Study Guide

The Bacchae Violence

By Euripides

Violence

Dionysus:
"If the town of Thebes becomes inflamed
and tries to oust my Maenads from the mountains,
I shall go out there myself
and lead my Bacchants in battle." (1)

From the very beginning there is a threat of violence in the play. Dionysus swears not to take any disrespect from Thebes, and he proves himself to be true to his words. This statement from Dionysus is the first hint of all the terror that is to come.

Soldier:
"The animal [Dionysus] we found was tame, sir:
put himself without resistance in our hands" (31)

Dionysus doesn't put up a fight when he's caught by Pentheus's men. Though he's capable of obliterating them all without any effort, he casually walks into Thebes. We wonder why he bothers with the deception. Could he be luring Pentheus into a sense of complacency? What do you think?

Herdsman:
"You could see a woman with a bellowing calf
actually in her grip, tearing it apart. […]
ribs and cloven hooves
being tossed high and low;
and blood-smeared members dangling from the pines" (119)

OK, here comes the violence. The Maenads enact their rage at the intrusion of the Herdsman and his buddies by ripping apart the men's cattle. This horrific dismembering could also be seen as a sacrifice to Dionysus.

Herdsman:
"The villagers […]
took up arms against the manic ones [Maenads]
Then what a spectacle, my king, how sinister!
Their spear points drew no blood!" (119)

The villagers are completely defenseless in the face of the Maenads. When they try to meet the crazed women's violence with violence, they only bring more destruction on themselves. It seems there is no fighting with the will of the gods.

Dionysus:
"you must not take up arms against a god." (122)

No kidding. Dionysus, in the form of the Stranger, warns Pentheus again and again not to try and use violence against Dionysus's followers. It's the same thing as trying to strike at Dionysus himself. The central spine of The Bacchae is a chain of increasingly violent reactions from the god and his followers against Pentheus's blasphemies.

Pentheus:
"a most appropriate sacrifice
women's blood and massacre in the glens of Cithaeron." (125)

The King seems to be fully prepared to slaughter all of Maenads. Wait, aren't they his own people? Aren't his mother and aunts the leaders? It seems that Pentheus's obsessive refusal to accept the ways of Dionysus has turned him into a real monster.

Dionysus:
"Pentheus murdered in his mother's grasp
will come to know full well at last
Dionysus, son of Zeus, a god indeed" (170)

Dionysus lays his plan for punishment right out there. When Pentheus dies at the hands of his own mother it's no surprise. Of course, Euripides didn't risk ruining the ending for his audience since they all knew the myth anyway. The harsh violence of Pentheus's death is still pretty shocking, though, once the playwright gets done describing the grisly details. In ancient Greek tragedies, it was not what happened that the audiences came to see, but how it happened.

Messenger:
"Gripping his left hand and forearm
and purchasing her foot against the doomed man's ribs,
she dragged his arm off at the shoulder" (225)

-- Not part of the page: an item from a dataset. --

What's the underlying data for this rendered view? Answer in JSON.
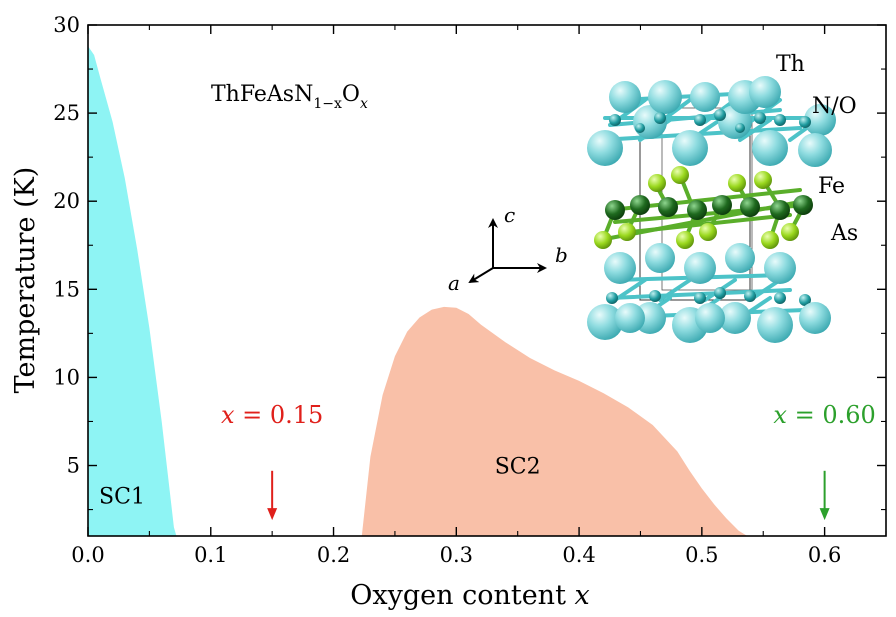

Not only is Pentheus killed by his own mother, but he is also literally ripped apart. The horrific violence of this act is a punishment for both of them. It's also a spiritual act. Just as earlier in the play cattle were dismembered in the name of Bacchus, now a human being is sacrificed for the sake of the god.

Agave:
"Celebrate my hunting prowess." […]
Cadmus:
"Murder is what your tragic hands have done.
Beautiful the victim cut down by the gods:
the sacrificial feast you call me to and Thebes." (263)

Here we have the same violent act of Agave dismembering her son described in three different ways. Agave calls it hunting, while Cadmus relates it to murder and sacrifice. What's the difference between the three acts do you think? How do you separate one from the other?

Cadmus:
"he [Cadmus] must lead barbarian mongrel hordes against our Hellas" (319)

Cadmus is doomed to live a life of violence. He must lead foreign soldiers in battles against other Greeks. We wonder why this particular fate was put on the old man. It doesn't quite seem to have the same ironic twist as the rest of the play. Some scholars think that this ending was added in later years after Euripides's death, which would explain its incongruity.